There’s a misconception in video gaming that genres are uniform, when they are clearly nothing of the sort. For example, if you say “shooter title”, there’s first-person, third-person, there are even top-down shooters, and they all play differently. The same goes for strategy titles. Some strategy games go in real-time, while others are turn-based, and again, each play different. That is the case today with Tiny Metal, a turn-based strategy game that plays on the desires of a certain fanbase, yet does so with taste and unique style.
The game promotes itself as being inspired by Advance Wars, which was a very popular Nintendo franchise for some years before dying out (not that fans don’t want to see that franchise return, they do). The inspiration is clear here, as the style of gameplay, unit variation, and even the story to an extent resembles what Advance Wars did. Not that that’s a bad thing, it would’ve only been bad if they botched it, and they didn’t. Or at least, not in the ways that truly matter.
Tiny Metal features a story mode that is both very political, and very deep in terms of its characters and wars. You play as Nathan, a young commander who has to learn to command troops on the fly as his nation of Artemesia is attacked by a nation that seemingly killed his king, as well as his commanding officer. Nathan perfectly conveys both the loyalty to country and king, yet the innocence of youth that is in it, and it works very well. We won’t spoil the story, but we will say that as things advance, Nathan has to learn some very hard truths about the land he lives in, and who he should be loyal to. You’ve likely seen the story before in other games, however, our view through the eyes of Nathan makes it more compelling.
The true crux of Tiny Metal though is the gameplay, and this is where the game truly shines. It takes the formula of Advance Wars and adds its own special twists and ties to it. You begin on a map with only certain units under your command and certain buildings under your control. Using your units (specifically soldier units), you must go and capture buildings, bases, heliports, communications towers, and various other things to help bolster your army. The more you control, the more money you get each turn.
Using that money, you’ll create new units to fight with in battle. Each unit has a different cost, so you’ll need to be both wise and wary about what you have, what you need, and when you should build it. Once you have units, you’ll send them out into the field. They have a limited range, which can make placement a vital part of the gameplay. Especially since you don’t have a full view of the battlefield. Fog of War is a major part of each map. You’ll get indicators and clues as to where your enemies are when their turn begins.

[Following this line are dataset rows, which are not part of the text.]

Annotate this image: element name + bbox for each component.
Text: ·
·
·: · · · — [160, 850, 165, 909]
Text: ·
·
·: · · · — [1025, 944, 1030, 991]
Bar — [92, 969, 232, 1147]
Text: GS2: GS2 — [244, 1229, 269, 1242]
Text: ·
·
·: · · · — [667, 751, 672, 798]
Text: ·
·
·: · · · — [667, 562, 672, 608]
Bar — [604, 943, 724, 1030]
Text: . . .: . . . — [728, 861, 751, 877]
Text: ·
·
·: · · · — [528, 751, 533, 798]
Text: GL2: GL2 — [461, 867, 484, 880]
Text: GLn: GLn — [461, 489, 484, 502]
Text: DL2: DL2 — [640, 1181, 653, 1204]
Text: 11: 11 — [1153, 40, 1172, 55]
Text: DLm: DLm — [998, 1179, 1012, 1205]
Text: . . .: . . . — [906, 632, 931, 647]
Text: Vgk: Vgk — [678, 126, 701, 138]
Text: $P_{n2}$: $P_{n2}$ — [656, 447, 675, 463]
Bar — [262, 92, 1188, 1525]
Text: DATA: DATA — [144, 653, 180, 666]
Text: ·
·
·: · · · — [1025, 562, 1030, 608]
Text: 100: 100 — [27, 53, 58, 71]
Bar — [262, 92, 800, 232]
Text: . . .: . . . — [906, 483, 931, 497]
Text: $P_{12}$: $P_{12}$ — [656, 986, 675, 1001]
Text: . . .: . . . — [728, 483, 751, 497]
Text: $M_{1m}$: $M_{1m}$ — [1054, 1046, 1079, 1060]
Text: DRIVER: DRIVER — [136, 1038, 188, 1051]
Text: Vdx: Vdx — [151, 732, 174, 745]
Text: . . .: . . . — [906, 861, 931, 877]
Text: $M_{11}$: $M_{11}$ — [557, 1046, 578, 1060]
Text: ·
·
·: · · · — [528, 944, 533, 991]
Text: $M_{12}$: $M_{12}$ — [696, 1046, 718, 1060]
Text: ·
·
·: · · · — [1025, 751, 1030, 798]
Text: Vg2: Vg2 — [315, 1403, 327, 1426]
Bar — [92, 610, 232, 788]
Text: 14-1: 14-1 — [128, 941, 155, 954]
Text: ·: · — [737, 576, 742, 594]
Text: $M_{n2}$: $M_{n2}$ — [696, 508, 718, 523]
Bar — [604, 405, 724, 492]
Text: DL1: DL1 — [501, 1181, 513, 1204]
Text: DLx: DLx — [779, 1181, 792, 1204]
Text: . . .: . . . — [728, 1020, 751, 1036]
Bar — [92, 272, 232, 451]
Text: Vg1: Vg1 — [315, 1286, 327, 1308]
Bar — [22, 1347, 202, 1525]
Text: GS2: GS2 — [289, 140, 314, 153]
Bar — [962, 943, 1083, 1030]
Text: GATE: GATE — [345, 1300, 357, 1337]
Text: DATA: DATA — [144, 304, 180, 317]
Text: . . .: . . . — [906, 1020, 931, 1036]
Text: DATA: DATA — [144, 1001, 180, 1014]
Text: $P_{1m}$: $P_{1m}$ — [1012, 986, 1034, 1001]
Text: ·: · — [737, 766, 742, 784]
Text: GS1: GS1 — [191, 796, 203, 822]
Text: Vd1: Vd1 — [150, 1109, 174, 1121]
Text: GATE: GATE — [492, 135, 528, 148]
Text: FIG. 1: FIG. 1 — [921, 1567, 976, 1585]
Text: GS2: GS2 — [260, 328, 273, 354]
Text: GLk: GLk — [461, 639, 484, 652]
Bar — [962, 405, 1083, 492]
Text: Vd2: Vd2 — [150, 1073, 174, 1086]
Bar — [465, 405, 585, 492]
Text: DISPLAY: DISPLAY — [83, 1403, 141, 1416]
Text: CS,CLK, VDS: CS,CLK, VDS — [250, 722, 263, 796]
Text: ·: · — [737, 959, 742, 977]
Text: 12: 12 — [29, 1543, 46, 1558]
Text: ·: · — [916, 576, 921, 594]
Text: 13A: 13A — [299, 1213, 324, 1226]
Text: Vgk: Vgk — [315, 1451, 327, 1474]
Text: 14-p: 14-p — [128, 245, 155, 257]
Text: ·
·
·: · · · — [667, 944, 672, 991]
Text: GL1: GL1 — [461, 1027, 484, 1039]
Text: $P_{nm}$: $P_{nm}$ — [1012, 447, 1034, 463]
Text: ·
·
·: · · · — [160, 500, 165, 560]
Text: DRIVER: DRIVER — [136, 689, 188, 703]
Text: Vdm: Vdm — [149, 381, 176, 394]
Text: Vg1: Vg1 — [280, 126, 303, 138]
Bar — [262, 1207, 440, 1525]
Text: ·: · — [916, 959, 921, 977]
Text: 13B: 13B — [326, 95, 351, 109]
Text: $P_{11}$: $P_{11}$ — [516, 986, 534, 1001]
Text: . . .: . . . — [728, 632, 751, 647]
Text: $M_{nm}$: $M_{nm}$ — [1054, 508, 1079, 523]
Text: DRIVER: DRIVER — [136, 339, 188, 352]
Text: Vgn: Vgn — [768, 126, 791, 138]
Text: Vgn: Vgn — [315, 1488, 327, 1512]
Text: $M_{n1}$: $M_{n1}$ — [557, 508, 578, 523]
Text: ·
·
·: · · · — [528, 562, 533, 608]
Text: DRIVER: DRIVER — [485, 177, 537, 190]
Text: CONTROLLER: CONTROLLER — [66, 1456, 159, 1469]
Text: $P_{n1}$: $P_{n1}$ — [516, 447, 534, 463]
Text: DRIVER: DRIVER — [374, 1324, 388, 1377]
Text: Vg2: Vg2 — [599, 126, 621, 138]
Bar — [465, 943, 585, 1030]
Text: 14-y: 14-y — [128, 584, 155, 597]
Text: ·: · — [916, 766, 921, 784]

But, you won’t see them until they enter your field of vision.
Combat plays out in mathematical format. Every units has a certain amount of damage that they can do to other units. Furthermore, each unit starts out at 100% health, you need to ensure that you take that health bar to 0% in order to kill them. But, the trick here is that the more damage you do to them, the less damage they can return to you. Every battle and every turn is a strategy game, and one you must be willing to play.
Another thing Tiny Metal does great is give you options on how to attack and take terrain. There’s a “Lock-On/Focus Fire” combo attack where two units can gang up on one unit to do massive damage. Or, if you need to take a spot no matter what, you use “Assault” and take it from them…at the cost of them attacking you before you do so that is.
The units themselves are very varied, and perfectly represent the militar aspect of the title. It’s very realistic, so no major sci-fi elements here. You’ll command riflemen, snipers, scout jeeps, tanks, mega tanks, helicopters, jet fighters, missile launchers, and more. You’ll slowly find yourself tailoring your strategy via the new units that come into your army, and by the end of things, you’ll know how you want to fight the enemy.
Outside of Story Mode is the Skirmish Mode. This mode brings you various scenarios to either test your skills, or just let you have fun in cool maps. They’re all ranked on how big the area is, the strength of the enemy, and the intent of the map. There are literally maps labeled as “Fun”. This is a nice shakeup to things, and will definitely get the attention of those who play it sooner or later.
Now, there are some key issues in Tiny Metal that I have to note. One is the inconsistency in the audio and dialogue. For example, in the Story Mode, Nathan and all the characters he meets talk in Japanese (while the player reads the text in English or whatever language you view it in). This would be fine…except, the battles in the game have the units talking in English. So, why don’t the characters in the cutscenes do it? What’s more, hearing the lines of the units over and over again can be very tiring, especially when they don’t make sense in the context of what they’re doing. In example, the Heavy Metal unit has a line when you move them that they “don’t have enough juice”, and yet, they do, over and over again.
I also had some issues with some of the buttons. In one case, I was just trying to advance the story via the text, which somehow the Fast Forward button got pressed, and whizzed everything by me before I could stop it. Then when I did, the game crashed. Thankfully, the game saves at the beginning of every turn.
Finally, the game has a multiplayer mode, but it’s not active yet. Hopefully it’ll come on soon.
In the end, Tiny Metal is a very solid strategy title that will have you thinking with each new battle. The game is available on Steam, PC, and Nintendo Switch.